Purpose of specifying the devices in model_state

My model has its tensors on cuda, and its state is saved as such. When I load the model state for inference with checkpoint = torch.load(weights_fpath), the model state keeps the same device configuration. This adds overhead to torch.load (in my case 1-2 seconds). Calling checkpoint = torch.load(weights_fpath, "cpu") takes around 1 millisecond however. I don’t really understand the point to all of this, because when I’ll call model.load_state_dict(checkpoint["model_state"]) after, all my tensors are going to end up on cpu, regardless of the device specified in the model state.

  1. What’s the point of setting the device of the tensors in the model state, what’s the use of the map_location argument of torch.load?

  2. Is there a way to directly load cuda tensors when doing model.load_state_dict() that would be faster than loading cpu tensors then calling model.cuda()?

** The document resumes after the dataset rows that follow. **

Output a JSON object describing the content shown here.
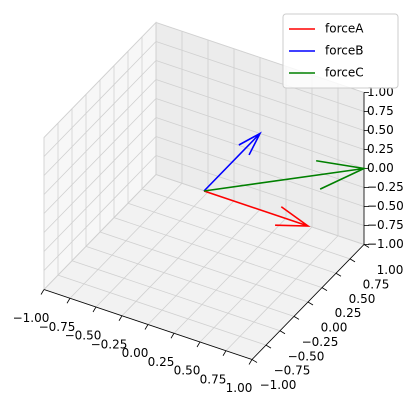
{
  "chart_data": {
    "type": "quiver3d",
    "series": [
      {
        "name": "forceA",
        "color": "#ff0000",
        "start": [
          0,
          0,
          0
        ],
        "values": [
          1,
          0,
          0
        ]
      },
      {
        "name": "forceB",
        "color": "#0000ff",
        "start": [
          0,
          0,
          0
        ],
        "values": [
          0,
          1,
          0
        ]
      },
      {
        "name": "forceC",
        "color": "#008000",
        "start": [
          0,
          0,
          0
        ],
        "values": [
          1,
          1,
          0
        ]
      }
    ],
    "xlim": [
      -1,
      1
    ],
    "ylim": [
      -1,
      1
    ],
    "zlim": [
      -1,
      1
    ],
    "xticks": [
      {
        "value": -1,
        "label": "−1.00"
      },
      {
        "value": -0.75,
        "label": "−0.75"
      },
      {
        "value": -0.5,
        "label": "−0.50"
      },
      {
        "value": -0.25,
        "label": "−0.25"
      },
      {
        "value": 0,
        "label": "0.00"
      },
      {
        "value": 0.25,
        "label": "0.25"
      },
      {
        "value": 0.5,
        "label": "0.50"
      },
      {
        "value": 0.75,
        "label": "0.75"
      },
      {
        "value": 1,
        "label": "1.00"
      }
    ],
    "yticks": [
      {
        "value": -1,
        "label": "−1.00"
      },
      {
        "value": -0.75,
        "label": "−0.75"
      },
      {
        "value": -0.5,
        "label": "−0.50"
      },
      {
        "value": -0.25,
        "label": "−0.25"
      },
      {
        "value": 0,
        "label": "0.00"
      },
      {
        "value": 0.25,
        "label": "0.25"
      },
      {
        "value": 0.5,
        "label": "0.50"
      },
      {
        "value": 0.75,
        "label": "0.75"
      },
      {
        "value": 1,
        "label": "1.00"
      }
    ],
    "zticks": [
      {
        "value": -1,
        "label": "−1.00"
      },
      {
        "value": -0.75,
        "label": "−0.75"
      },
      {
        "value": -0.5,
        "label": "−0.50"
      },
      {
        "value": -0.25,
        "label": "−0.25"
      },
      {
        "value": 0,
        "label": "0.00"
      },
      {
        "value": 0.25,
        "label": "0.25"
      },
      {
        "value": 0.5,
        "label": "0.50"
      },
      {
        "value": 0.75,
        "label": "0.75"
      },
      {
        "value": 1,
        "label": "1.00"
      }
    ],
    "grid": true,
    "legend": "upper right"
  }
}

  1. The map_location argument remaps the tensors to the specified device. This is useful, if your current machine does not have a GPU and you are trying to load a tensor, which was saved as a CUDATensor.

From the docs:

torch.load() uses Python’s unpickling facilities but treats storages, which underlie tensors, specially. They are first deserialized on the CPU and are then moved to the device they were saved from. If this fails (e.g. because the run time system doesn’t have certain devices), an exception is raised. However, storages can be dynamically remapped to an alternative set of devices using the map_location argument.

  1. You could push the model to the GPU before loading the state_dict. However, the tensors have to be pushed somewhere to the device, so I guess you won’t save any time.